Le groupe s’avance vers la monumentale porte d’entrée en chêne, encadrée par deux gargouilles grimaçantes. Les monstres de pierre toisent les intrus de leur sinistre regard de granit et tous ont la chair de poule malgré la chaleur ambiante.


— Sympa la déco ! lance Mathieu. Si l’intérieur est dans la même thématique, on va pouvoir se faire les parties de loup-garous les plus roleplay qu’on ait jamais faites !
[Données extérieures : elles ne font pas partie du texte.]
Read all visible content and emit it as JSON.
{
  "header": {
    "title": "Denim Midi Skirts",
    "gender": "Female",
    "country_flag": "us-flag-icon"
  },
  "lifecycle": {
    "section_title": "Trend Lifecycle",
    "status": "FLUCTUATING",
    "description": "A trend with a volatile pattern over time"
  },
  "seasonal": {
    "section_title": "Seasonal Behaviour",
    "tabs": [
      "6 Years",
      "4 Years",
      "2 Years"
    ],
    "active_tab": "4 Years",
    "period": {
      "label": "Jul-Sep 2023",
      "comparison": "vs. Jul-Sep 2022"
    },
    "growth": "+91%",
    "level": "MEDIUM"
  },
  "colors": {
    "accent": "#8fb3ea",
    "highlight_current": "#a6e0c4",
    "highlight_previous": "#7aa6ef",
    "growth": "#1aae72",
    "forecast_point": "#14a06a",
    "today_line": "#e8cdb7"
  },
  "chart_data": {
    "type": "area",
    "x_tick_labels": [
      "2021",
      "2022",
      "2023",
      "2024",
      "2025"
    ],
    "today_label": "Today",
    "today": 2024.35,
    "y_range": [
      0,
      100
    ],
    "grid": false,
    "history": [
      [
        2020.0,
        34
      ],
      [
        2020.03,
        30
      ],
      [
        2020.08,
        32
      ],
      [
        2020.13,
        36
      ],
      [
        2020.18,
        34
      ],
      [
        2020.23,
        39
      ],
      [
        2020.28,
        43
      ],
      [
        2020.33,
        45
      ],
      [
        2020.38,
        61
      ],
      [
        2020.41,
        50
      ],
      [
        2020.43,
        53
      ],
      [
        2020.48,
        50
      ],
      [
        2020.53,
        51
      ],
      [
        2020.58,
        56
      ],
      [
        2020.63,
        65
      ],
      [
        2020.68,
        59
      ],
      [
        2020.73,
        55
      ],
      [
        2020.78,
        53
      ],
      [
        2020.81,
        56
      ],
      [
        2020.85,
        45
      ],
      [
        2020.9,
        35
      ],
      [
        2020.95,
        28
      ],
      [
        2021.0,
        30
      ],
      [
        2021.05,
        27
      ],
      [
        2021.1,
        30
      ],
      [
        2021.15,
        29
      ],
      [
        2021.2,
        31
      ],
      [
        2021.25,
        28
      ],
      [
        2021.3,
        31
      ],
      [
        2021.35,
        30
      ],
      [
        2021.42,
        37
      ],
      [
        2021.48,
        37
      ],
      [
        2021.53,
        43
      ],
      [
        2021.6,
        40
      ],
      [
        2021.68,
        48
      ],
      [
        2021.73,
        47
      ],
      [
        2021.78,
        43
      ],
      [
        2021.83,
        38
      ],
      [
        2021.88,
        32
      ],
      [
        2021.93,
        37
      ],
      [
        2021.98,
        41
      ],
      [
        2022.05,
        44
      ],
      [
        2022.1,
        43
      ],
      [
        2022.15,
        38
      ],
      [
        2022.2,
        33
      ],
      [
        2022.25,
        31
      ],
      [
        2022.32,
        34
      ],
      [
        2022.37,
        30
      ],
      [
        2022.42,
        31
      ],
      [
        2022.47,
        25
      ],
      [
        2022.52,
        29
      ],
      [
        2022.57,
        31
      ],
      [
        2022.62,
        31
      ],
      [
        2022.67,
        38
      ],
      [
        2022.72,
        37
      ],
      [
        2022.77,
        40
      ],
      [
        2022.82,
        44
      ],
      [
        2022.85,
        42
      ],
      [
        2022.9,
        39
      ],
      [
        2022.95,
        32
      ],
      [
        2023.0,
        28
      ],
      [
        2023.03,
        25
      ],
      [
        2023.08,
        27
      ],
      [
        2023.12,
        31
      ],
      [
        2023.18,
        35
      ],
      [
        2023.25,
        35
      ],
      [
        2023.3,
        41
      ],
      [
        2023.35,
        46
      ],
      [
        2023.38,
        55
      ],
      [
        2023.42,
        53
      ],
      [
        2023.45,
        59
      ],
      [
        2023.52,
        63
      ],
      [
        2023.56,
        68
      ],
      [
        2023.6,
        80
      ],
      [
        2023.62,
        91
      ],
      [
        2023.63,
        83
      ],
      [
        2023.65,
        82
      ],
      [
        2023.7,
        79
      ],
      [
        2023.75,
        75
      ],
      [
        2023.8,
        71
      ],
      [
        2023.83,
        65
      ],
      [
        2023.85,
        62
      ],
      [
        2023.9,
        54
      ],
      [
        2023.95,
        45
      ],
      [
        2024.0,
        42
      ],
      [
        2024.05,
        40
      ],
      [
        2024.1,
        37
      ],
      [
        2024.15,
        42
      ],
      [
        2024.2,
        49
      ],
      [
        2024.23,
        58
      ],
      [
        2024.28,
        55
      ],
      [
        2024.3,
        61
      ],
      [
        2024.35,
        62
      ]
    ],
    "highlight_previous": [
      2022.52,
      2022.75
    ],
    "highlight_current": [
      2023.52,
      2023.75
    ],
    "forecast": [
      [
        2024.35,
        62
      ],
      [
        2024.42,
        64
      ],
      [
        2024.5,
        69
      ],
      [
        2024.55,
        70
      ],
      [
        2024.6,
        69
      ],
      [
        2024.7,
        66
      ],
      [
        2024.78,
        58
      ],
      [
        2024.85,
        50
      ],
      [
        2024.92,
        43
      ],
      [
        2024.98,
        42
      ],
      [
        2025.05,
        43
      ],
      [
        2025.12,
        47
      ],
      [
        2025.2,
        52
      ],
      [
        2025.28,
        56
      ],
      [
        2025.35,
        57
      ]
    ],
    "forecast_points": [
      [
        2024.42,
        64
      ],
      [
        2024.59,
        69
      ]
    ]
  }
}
— On entre ? demande Melissa.

— Vous pensez que c’est ouvert ?

— On va vite le savoir, dit Jean.


Ce dernier approche sa main de la poignée et hésite une seconde. Les inquiétudes de Ian font écho aux siennes car lui aussi trouve vraiment ce lieu louche. Mais il secoue la tête en se morigénant. C’est juste une superbe bâtisse en très bon état, le rêve de tout explorateur. Prenant son courage à deux mains, il tourne la poignée et à la surprise de voir la porte s’ouvrir sans difficulté, dans un grincement sinistre...


Ils entrent dans le hall d’entrée du manoir. Les derniers rayons du soleil de l’après-midi illuminent encore légèrement la pièce mais bientôt, le soleil passera la cime des arbres et plongera la bâtisse dans la pénombre.
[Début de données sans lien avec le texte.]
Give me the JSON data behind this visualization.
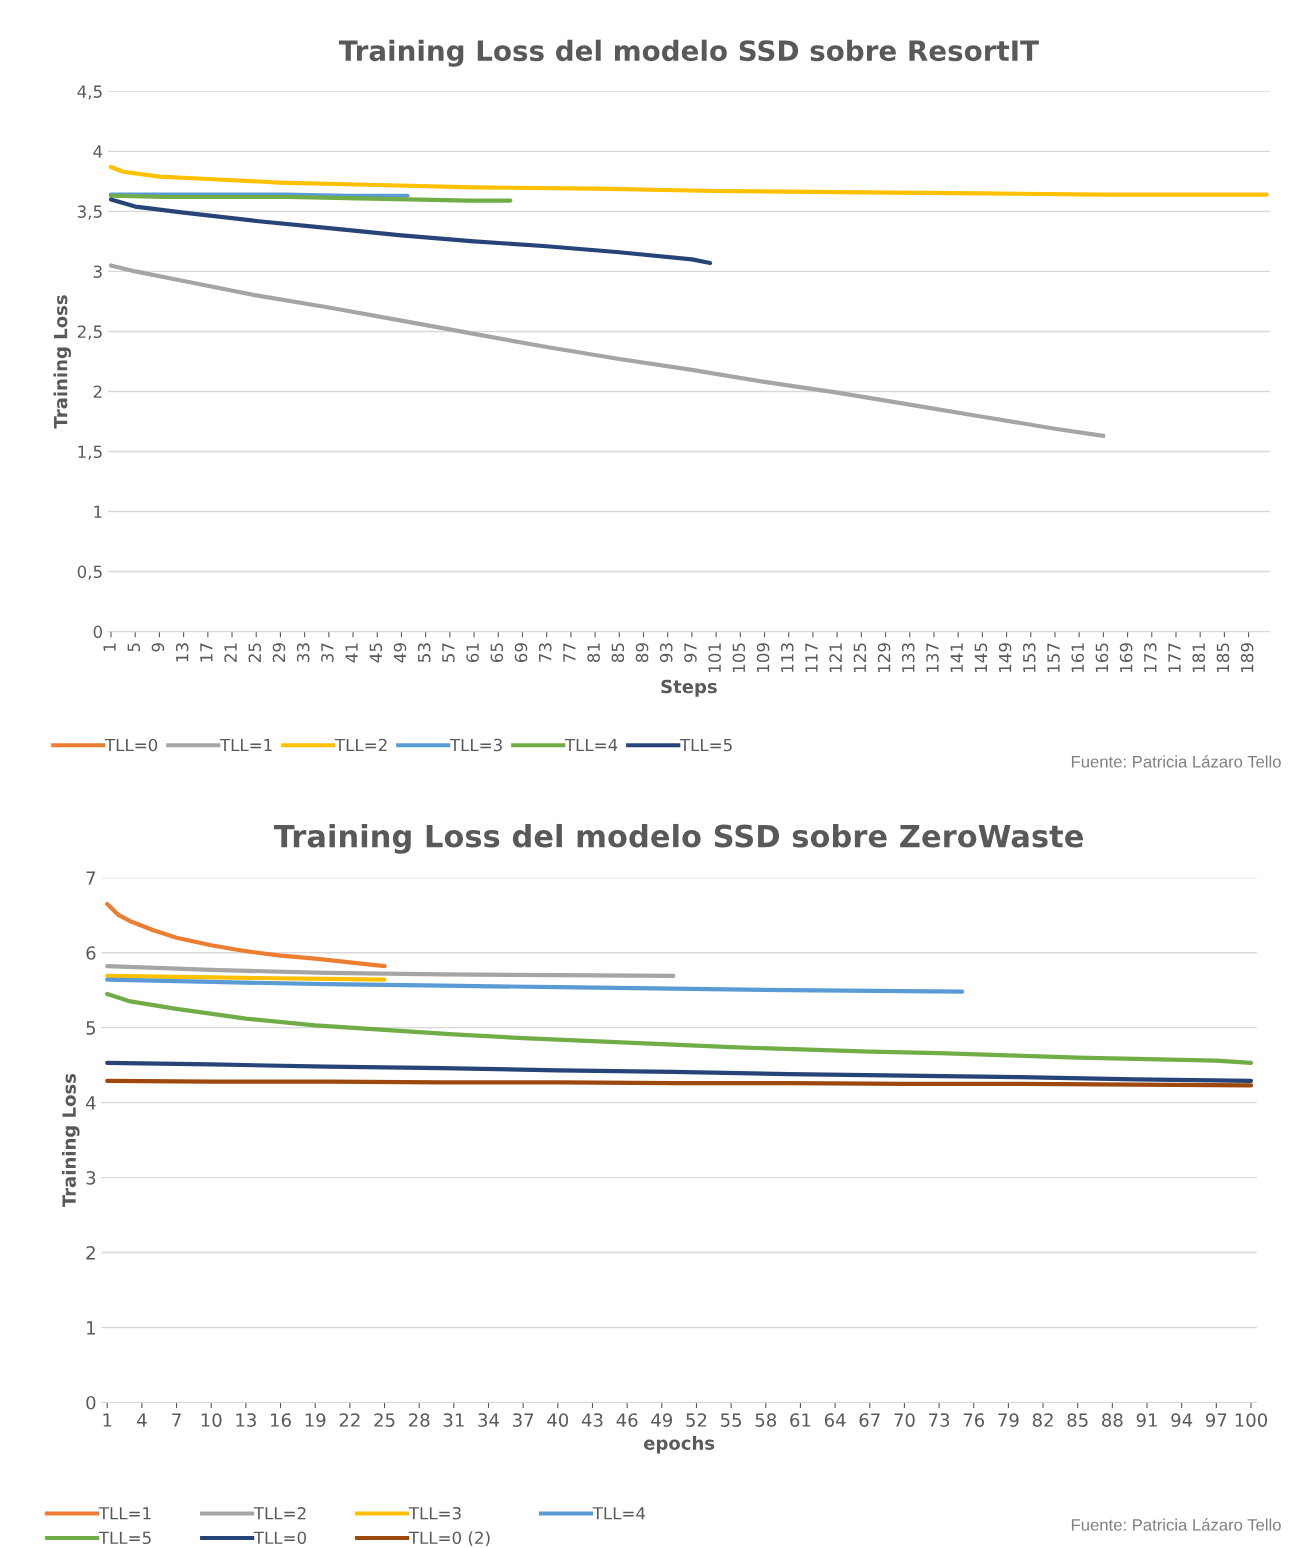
{
  "chart_data": [
    {
      "type": "line",
      "title": "Training Loss del modelo SSD sobre ResortIT",
      "xlabel": "Steps",
      "ylabel": "Training Loss",
      "xlim": [
        0.5,
        192.5
      ],
      "xticks": [
        1,
        5,
        9,
        13,
        17,
        21,
        25,
        29,
        33,
        37,
        41,
        45,
        49,
        53,
        57,
        61,
        65,
        69,
        73,
        77,
        81,
        85,
        89,
        93,
        97,
        101,
        105,
        109,
        113,
        117,
        121,
        125,
        129,
        133,
        137,
        141,
        145,
        149,
        153,
        157,
        161,
        165,
        169,
        173,
        177,
        181,
        185,
        189
      ],
      "ylim": [
        0,
        4.5
      ],
      "yticks": [
        0,
        {
          "value": 0.5,
          "label": "0,5"
        },
        1,
        {
          "value": 1.5,
          "label": "1,5"
        },
        2,
        {
          "value": 2.5,
          "label": "2,5"
        },
        3,
        {
          "value": 3.5,
          "label": "3,5"
        },
        4,
        {
          "value": 4.5,
          "label": "4,5"
        }
      ],
      "grid": "y",
      "legend": "bottom",
      "line_style": "solid",
      "marker": "none",
      "annotations": [
        "Fuente: Patricia Lázaro Tello"
      ],
      "series": [
        {
          "name": "TLL=0",
          "color": "#ed7d31"
        },
        {
          "name": "TLL=1",
          "color": "#a5a5a5",
          "x": [
            1,
            5,
            13,
            25,
            37,
            49,
            61,
            73,
            85,
            97,
            109,
            121,
            133,
            145,
            157,
            165
          ],
          "values": [
            3.05,
            3.0,
            2.92,
            2.8,
            2.7,
            2.59,
            2.48,
            2.37,
            2.27,
            2.18,
            2.08,
            1.99,
            1.89,
            1.79,
            1.69,
            1.63
          ]
        },
        {
          "name": "TLL=2",
          "color": "#ffc000",
          "x": [
            1,
            3,
            9,
            17,
            29,
            45,
            61,
            81,
            101,
            121,
            145,
            165,
            185,
            192
          ],
          "values": [
            3.87,
            3.83,
            3.79,
            3.77,
            3.74,
            3.72,
            3.7,
            3.69,
            3.67,
            3.66,
            3.65,
            3.64,
            3.64,
            3.64
          ]
        },
        {
          "name": "TLL=3",
          "color": "#5b9bd5",
          "x": [
            1,
            10,
            20,
            30,
            40,
            50
          ],
          "values": [
            3.64,
            3.64,
            3.64,
            3.64,
            3.63,
            3.63
          ]
        },
        {
          "name": "TLL=4",
          "color": "#70ad47",
          "x": [
            1,
            10,
            20,
            30,
            40,
            50,
            60,
            67
          ],
          "values": [
            3.63,
            3.62,
            3.62,
            3.62,
            3.61,
            3.6,
            3.59,
            3.59
          ]
        },
        {
          "name": "TLL=5",
          "color": "#264478",
          "x": [
            1,
            5,
            13,
            25,
            37,
            49,
            61,
            73,
            85,
            97,
            100
          ],
          "values": [
            3.6,
            3.54,
            3.49,
            3.42,
            3.36,
            3.3,
            3.25,
            3.21,
            3.16,
            3.1,
            3.07
          ]
        }
      ]
    },
    {
      "type": "line",
      "title": "Training Loss del modelo SSD sobre ZeroWaste",
      "xlabel": "epochs",
      "ylabel": "Training Loss",
      "xlim": [
        0.5,
        100.5
      ],
      "xticks": [
        1,
        4,
        7,
        10,
        13,
        16,
        19,
        22,
        25,
        28,
        31,
        34,
        37,
        40,
        43,
        46,
        49,
        52,
        55,
        58,
        61,
        64,
        67,
        70,
        73,
        76,
        79,
        82,
        85,
        88,
        91,
        94,
        97,
        100
      ],
      "ylim": [
        0,
        7
      ],
      "yticks": [
        0,
        1,
        2,
        3,
        4,
        5,
        6,
        7
      ],
      "grid": "y",
      "legend": "bottom",
      "line_style": "solid",
      "marker": "none",
      "annotations": [
        "Fuente: Patricia Lázaro Tello"
      ],
      "series": [
        {
          "name": "TLL=1",
          "color": "#ed7d31",
          "x": [
            1,
            2,
            3,
            5,
            7,
            10,
            13,
            16,
            19,
            22,
            25
          ],
          "values": [
            6.65,
            6.5,
            6.42,
            6.3,
            6.2,
            6.1,
            6.02,
            5.96,
            5.92,
            5.87,
            5.82
          ]
        },
        {
          "name": "TLL=2",
          "color": "#a5a5a5",
          "x": [
            1,
            10,
            20,
            30,
            40,
            50
          ],
          "values": [
            5.82,
            5.77,
            5.73,
            5.71,
            5.7,
            5.69
          ]
        },
        {
          "name": "TLL=3",
          "color": "#ffc000",
          "x": [
            1,
            10,
            20,
            25
          ],
          "values": [
            5.69,
            5.67,
            5.65,
            5.64
          ]
        },
        {
          "name": "TLL=4",
          "color": "#5b9bd5",
          "x": [
            1,
            10,
            20,
            30,
            40,
            50,
            60,
            75
          ],
          "values": [
            5.64,
            5.61,
            5.58,
            5.56,
            5.54,
            5.52,
            5.5,
            5.48
          ]
        },
        {
          "name": "TLL=5",
          "color": "#70ad47",
          "x": [
            1,
            3,
            7,
            13,
            19,
            25,
            31,
            37,
            43,
            49,
            55,
            61,
            67,
            73,
            79,
            85,
            91,
            97,
            100
          ],
          "values": [
            5.45,
            5.35,
            5.25,
            5.12,
            5.03,
            4.97,
            4.91,
            4.86,
            4.82,
            4.78,
            4.74,
            4.71,
            4.68,
            4.66,
            4.63,
            4.6,
            4.58,
            4.56,
            4.53
          ]
        },
        {
          "name": "TLL=0",
          "color": "#264478",
          "x": [
            1,
            10,
            20,
            30,
            40,
            50,
            60,
            70,
            80,
            90,
            100
          ],
          "values": [
            4.53,
            4.51,
            4.48,
            4.46,
            4.43,
            4.41,
            4.38,
            4.36,
            4.34,
            4.31,
            4.29
          ]
        },
        {
          "name": "TLL=0 (2)",
          "color": "#9e480e",
          "x": [
            1,
            10,
            20,
            30,
            40,
            50,
            60,
            70,
            80,
            90,
            100
          ],
          "values": [
            4.29,
            4.28,
            4.28,
            4.27,
            4.27,
            4.26,
            4.26,
            4.25,
            4.25,
            4.24,
            4.23
          ]
        }
      ]
    }
  ]
}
— Mais c’est comme neuf ici ! s’exclame Coralie.


En effet, le sol de marbre est immaculé, les boiseries, tentures et tapisseries en excellent état et de grands portraits d’époque ornent les murs.


— On se croirait à Poudlard, lance Melissa.

— En version glauque alors, constata Emilie.

— Et dieu sait qu’Emilie s’y connaît dans ce domaine, rigole Mathieu pour détendre l’atmosphère.

— Va chier !


Devant eux, un monumental escalier grimpe dans les étages supérieurs, tandis que sur chaque côté, deux couloirs mènent à des ailes différentes du manoir.


— On commence par où ? demande Jean.

— La nuit va tomber, on ferait peut-être mieux de redescendre camper du lac et de revenir demain ? demande Ian, définitivement pas rassuré par cette bâtisse bien trop propre pour être normale... étant donné qu’elle est censée être abandonnée !


A ces paroles, un brusque courant d’air s’engouffre dans la pièce et fait claquer la porte d’entrée, ce qui a pour effet de faire sursauter les six amis qui bondissent dans tous les sens.


— Putain ! crie Melissa, la main sur le cœur. Qu’est-ce qu’il se passe ?

— Relax, dit Emilie qui jette un œil à la fenêtre. C’est juste le vent, on dirait qu’un méga-orage se prépare...

— Quoi ? demande Jean, interloqué. Il n’y avait pas un nuage il y a dix minutes et la météo n’annonçait pas d’orage il y a à peine une heure. Je le sais, j’ai vérifié !

— Et bien la météo s’est encore une fois plantée, qu’est-ce que tu veux que je te dise ? rétorque Emilie en haussant les épaules.


Pour donner raison à la jeune gothique, le vent se lève soudainement et les grands arbres se mettent à bouger dans tous les sens, tandis qu’un craquement assourdissant retentit.


— Super... dit Coralie. Nous voilà bon pour dormir ici alors !

— De quoi ? s’interpelle Ian. Ça ne va pas ?

— Tu préfères dormir dehors sous la pluie et l’orage ? T’as oublié le danger que ça représente ?

— Non mais...

— Mais rien Ian... intervient Jean. Coralie a raison, on ne peut pas ressortir pour l’instant et on a en plus un manoir gigantesque à disposition pour passer la nuit au sec. Trouvons-nous un endroit où se poser.